Little question, have you a timeline?

[Neustradamus]

@nevans: I think that you can remove CRAM-MD5, DIGEST-MD5, LOGIN from all.

[Neustradamus]

@nevans: Thanks to work on this important part!

I hope that this part can be official soon ^^

[nevans]

@Neustradamus the majority of this was split off into other PRs and released with v0.4.0 (or later releases) a little over a year ago.

[Neustradamus]

@nevans: Yes yes but not all yet and net-sasl has not been updated yet too...

[Neustradamus]

@nevans: Good job but net-sasl has not been updated:

• https://github.com/nevans/net-sasl

Where is the code?

[nevans]

@Neustradamus This PR was for net-imap. Every significant piece of code that was originally in this PR has already been merged, and is available from Net::IMAP::SASL.

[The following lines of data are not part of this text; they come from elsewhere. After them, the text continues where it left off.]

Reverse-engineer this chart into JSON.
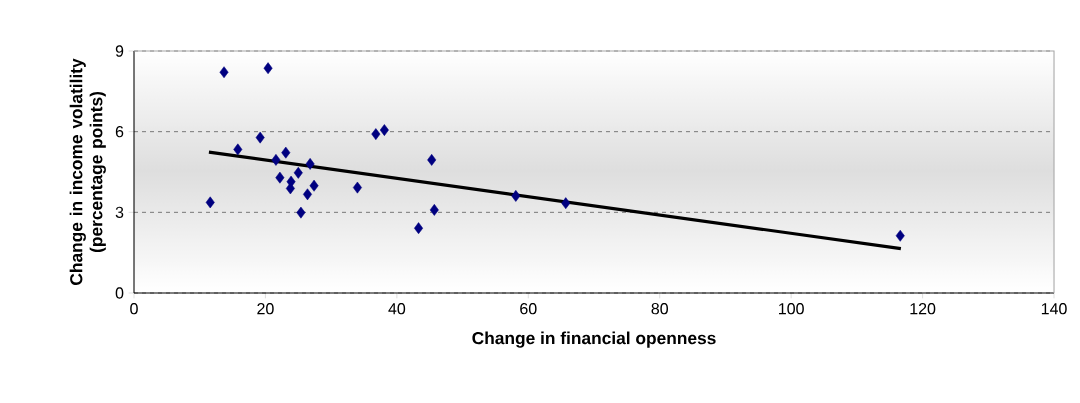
{
  "chart_data": {
    "type": "scatter",
    "xlabel": "Change in financial openness",
    "ylabel": "Change in income volatility (percentage points)",
    "xlim": [
      0,
      140
    ],
    "xticks": [
      0,
      20,
      40,
      60,
      80,
      100,
      120,
      140
    ],
    "ylim": [
      0,
      9
    ],
    "yticks": [
      0,
      3,
      6,
      9
    ],
    "grid": "y",
    "marker": "diamond",
    "series": [
      {
        "type": "scatter",
        "color": "#000080",
        "x": [
          11.6,
          13.7,
          20.4,
          15.8,
          19.2,
          23.1,
          21.6,
          26.8,
          25.0,
          22.2,
          23.9,
          23.8,
          27.4,
          26.4,
          25.4,
          34.0,
          36.8,
          38.1,
          43.3,
          45.3,
          45.7,
          58.1,
          65.7,
          116.6
        ],
        "values": [
          3.37,
          8.21,
          8.36,
          5.34,
          5.78,
          5.22,
          4.95,
          4.8,
          4.47,
          4.29,
          4.14,
          3.89,
          3.99,
          3.67,
          2.99,
          3.92,
          5.91,
          6.06,
          2.41,
          4.95,
          3.09,
          3.61,
          3.34,
          2.13
        ]
      },
      {
        "type": "line",
        "color": "#000000",
        "marker": "none",
        "line_style": "solid",
        "x": [
          11.4,
          116.7
        ],
        "values": [
          5.24,
          1.65
        ]
      }
    ]
  }
}
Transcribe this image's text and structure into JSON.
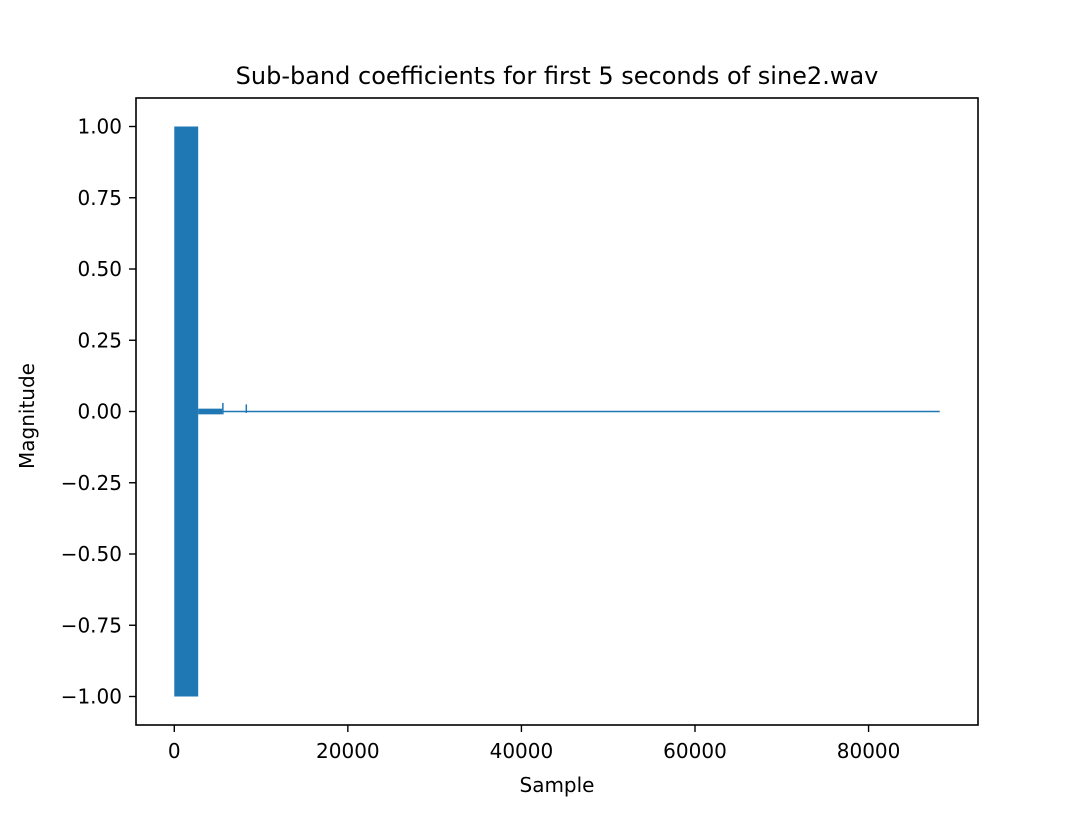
{
  "chart_data": {
    "type": "line",
    "title": "Sub-band coefficients for first 5 seconds of sine2.wav",
    "xlabel": "Sample",
    "ylabel": "Magnitude",
    "xlim": [
      -4410,
      92610
    ],
    "ylim": [
      -1.1,
      1.1
    ],
    "x_ticks": [
      0,
      20000,
      40000,
      60000,
      80000
    ],
    "x_tick_labels": [
      "0",
      "20000",
      "40000",
      "60000",
      "80000"
    ],
    "y_ticks": [
      1.0,
      0.75,
      0.5,
      0.25,
      0.0,
      -0.25,
      -0.5,
      -0.75,
      -1.0
    ],
    "y_tick_labels": [
      "1.00",
      "0.75",
      "0.50",
      "0.25",
      "0.00",
      "−0.25",
      "−0.50",
      "−0.75",
      "−1.00"
    ],
    "grid": false,
    "legend": "none",
    "series_color": "#1f77b4",
    "series": [
      {
        "segments": [
          {
            "x_start": 0,
            "x_end": 2756,
            "y_min": -1.0,
            "y_max": 1.0
          },
          {
            "x_start": 2756,
            "x_end": 5512,
            "y_min": -0.01,
            "y_max": 0.01
          },
          {
            "x_start": 5512,
            "x_end": 88200,
            "y_min": -0.002,
            "y_max": 0.002
          }
        ],
        "spikes": [
          {
            "x": 5600,
            "y_min": -0.01,
            "y_max": 0.03
          },
          {
            "x": 8300,
            "y_min": -0.005,
            "y_max": 0.025
          }
        ]
      }
    ]
  }
}
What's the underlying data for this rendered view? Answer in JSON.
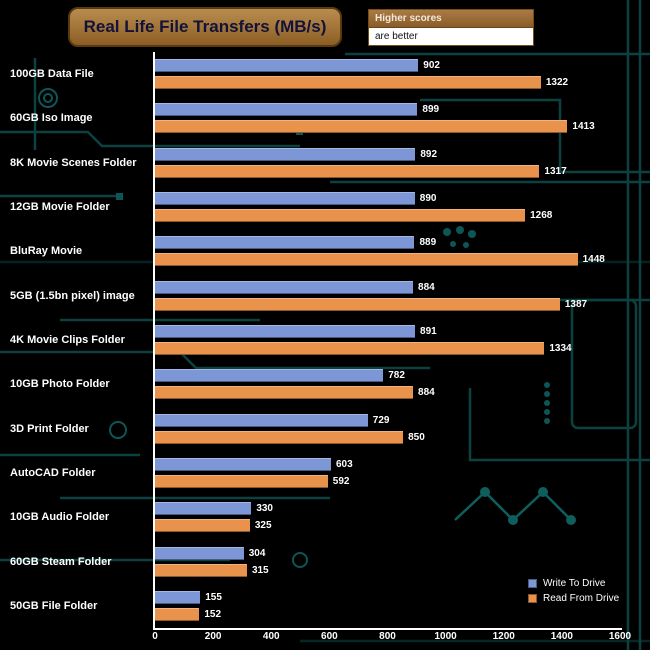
{
  "title": "Real Life File Transfers (MB/s)",
  "note": {
    "line1": "Higher scores",
    "line2": "are better"
  },
  "legend": {
    "write_label": "Write To Drive",
    "read_label": "Read From Drive"
  },
  "colors": {
    "write_bar": "#7d97d6",
    "read_bar": "#e8924c",
    "title_bg": "#a9793c",
    "background": "#000000",
    "circuit_trace": "#0d5050",
    "axis": "#ffffff"
  },
  "chart_data": {
    "type": "bar",
    "orientation": "horizontal",
    "title": "Real Life File Transfers (MB/s)",
    "xlabel": "",
    "ylabel": "",
    "xlim": [
      0,
      1600
    ],
    "xticks": [
      0,
      200,
      400,
      600,
      800,
      1000,
      1200,
      1400,
      1600
    ],
    "grid": false,
    "legend_position": "bottom-right",
    "categories": [
      "100GB Data File",
      "60GB Iso Image",
      "8K Movie Scenes Folder",
      "12GB Movie Folder",
      "BluRay Movie",
      "5GB (1.5bn pixel) image",
      "4K Movie Clips Folder",
      "10GB Photo Folder",
      "3D Print Folder",
      "AutoCAD Folder",
      "10GB Audio Folder",
      "60GB Steam Folder",
      "50GB File Folder"
    ],
    "series": [
      {
        "name": "Write To Drive",
        "color": "#7d97d6",
        "values": [
          902,
          899,
          892,
          890,
          889,
          884,
          891,
          782,
          729,
          603,
          330,
          304,
          155
        ]
      },
      {
        "name": "Read From Drive",
        "color": "#e8924c",
        "values": [
          1322,
          1413,
          1317,
          1268,
          1448,
          1387,
          1334,
          884,
          850,
          592,
          325,
          315,
          152
        ]
      }
    ]
  }
}
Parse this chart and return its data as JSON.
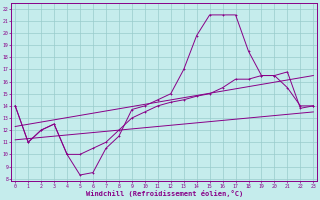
{
  "xlabel": "Windchill (Refroidissement éolien,°C)",
  "xlim": [
    -0.3,
    23.3
  ],
  "ylim": [
    7.8,
    22.5
  ],
  "xticks": [
    0,
    1,
    2,
    3,
    4,
    5,
    6,
    7,
    8,
    9,
    10,
    11,
    12,
    13,
    14,
    15,
    16,
    17,
    18,
    19,
    20,
    21,
    22,
    23
  ],
  "yticks": [
    8,
    9,
    10,
    11,
    12,
    13,
    14,
    15,
    16,
    17,
    18,
    19,
    20,
    21,
    22
  ],
  "bg_color": "#c5ecec",
  "line_color": "#880088",
  "grid_color": "#99cccc",
  "line1_x": [
    0,
    1,
    2,
    3,
    4,
    5,
    6,
    7,
    8,
    9,
    10,
    11,
    12,
    13,
    14,
    15,
    16,
    17,
    18,
    19,
    20,
    21,
    22,
    23
  ],
  "line1_y": [
    14,
    11,
    12,
    12.5,
    10,
    8.3,
    8.5,
    10.5,
    11.5,
    13.7,
    14.0,
    14.5,
    15.0,
    17.0,
    19.8,
    21.5,
    21.5,
    21.5,
    18.5,
    16.5,
    16.5,
    15.5,
    14.0,
    14.0
  ],
  "line2_x": [
    0,
    1,
    2,
    3,
    4,
    5,
    6,
    7,
    8,
    9,
    10,
    11,
    12,
    13,
    14,
    15,
    16,
    17,
    18,
    19,
    20,
    21,
    22,
    23
  ],
  "line2_y": [
    14,
    11,
    12,
    12.5,
    10,
    10.0,
    10.5,
    11.0,
    12.0,
    13.0,
    13.5,
    14.0,
    14.3,
    14.5,
    14.8,
    15.0,
    15.5,
    16.2,
    16.2,
    16.5,
    16.5,
    16.8,
    13.8,
    14.0
  ],
  "line3_x": [
    0,
    23
  ],
  "line3_y": [
    11.2,
    13.5
  ],
  "line4_x": [
    0,
    23
  ],
  "line4_y": [
    12.3,
    16.5
  ]
}
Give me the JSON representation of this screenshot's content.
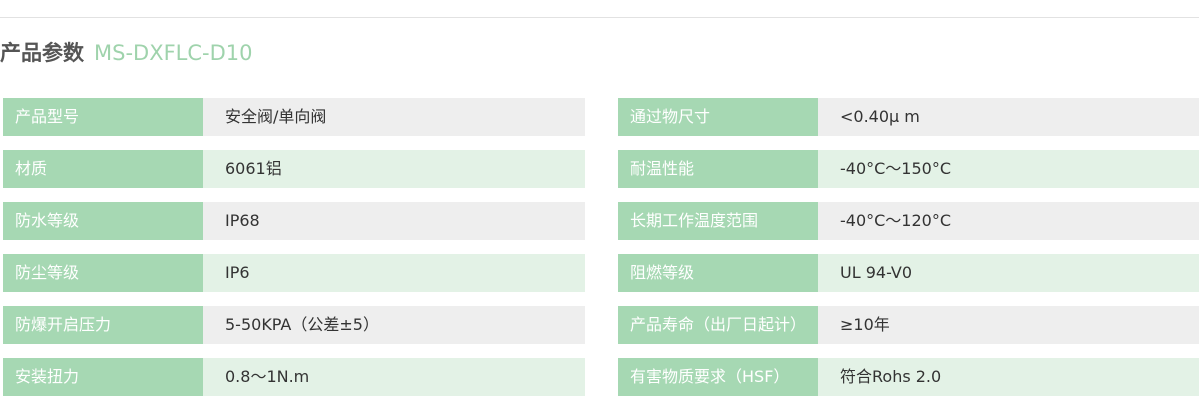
{
  "header": {
    "title": "产品参数",
    "model": "MS-DXFLC-D10"
  },
  "table": {
    "rows": [
      [
        "产品型号",
        "安全阀/单向阀",
        "通过物尺寸",
        "<0.40μ m"
      ],
      [
        "材质",
        "6061铝",
        "耐温性能",
        "-40°C～150°C"
      ],
      [
        "防水等级",
        "IP68",
        "长期工作温度范围",
        "-40°C～120°C"
      ],
      [
        "防尘等级",
        "IP6",
        "阻燃等级",
        "UL  94-V0"
      ],
      [
        "防爆开启压力",
        "5-50KPA（公差±5）",
        "产品寿命（出厂日起计）",
        "≥10年"
      ],
      [
        "安装扭力",
        "0.8～1N.m",
        "有害物质要求（HSF）",
        "符合Rohs 2.0"
      ]
    ]
  }
}
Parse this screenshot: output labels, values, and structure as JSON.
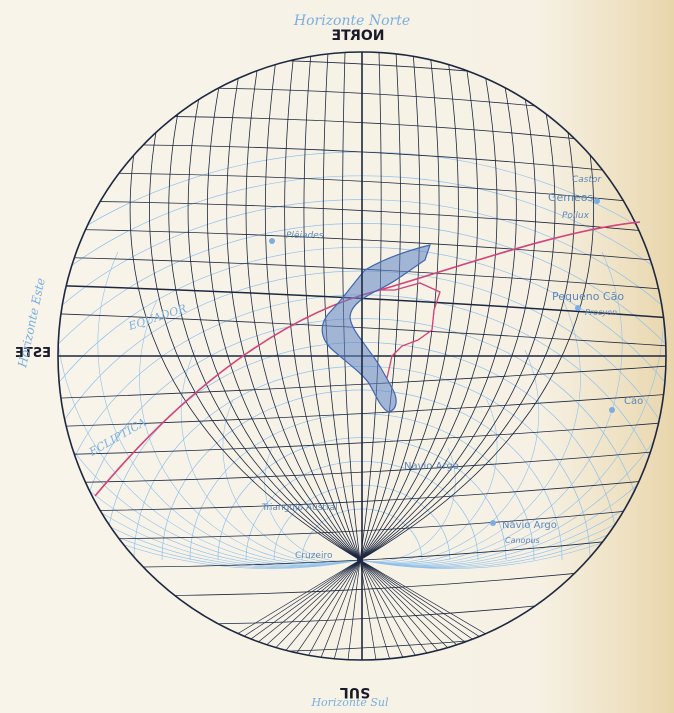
{
  "map": {
    "horizon_north": "Horizonte Norte",
    "horizon_east": "Horizonte Este",
    "horizon_south": "Horizonte Sul",
    "norte": "NORTE",
    "este": "ESTE",
    "sul": "SUL",
    "equador": "EQUADOR",
    "ecliptica": "ECLIPTICA",
    "stars": {
      "castor": "Castor",
      "gemeos": "Gemeos",
      "pollux": "Pollux",
      "procyon_cao": "Pequeno Cão",
      "procyon": "Procyon",
      "cao": "Cão",
      "nd1": "Navio Argo",
      "nd2": "Navio Argo",
      "canopus": "Canopus",
      "triangulo": "Triangulo Austral",
      "cruzeiro": "Cruzeiro",
      "plêiades": "Plêiades"
    },
    "scale_ticks": [
      "5",
      "10",
      "15",
      "20",
      "25",
      "30",
      "35"
    ],
    "colors": {
      "dark_line": "#1d2740",
      "blue_line": "#8fc0ec",
      "ecliptic": "#d4427a",
      "coast": "#3f67b1"
    }
  }
}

I'd like to sync net-sasl with the current net-imap sometime early next year. Currently, that gem is basically just a preliminary experiment, so I haven't prioritized it. But if you want to make an issue on that repo, I'll update it when it's done.

In the meantime, net-imap is bundled with ruby, and the Net::IMAP::SASL API is stable (with a few minor exceptions, which should be documented). If and when net-sasl is updated, there should be little to no functional difference between Net::SASL and Net::IMAP::SASL.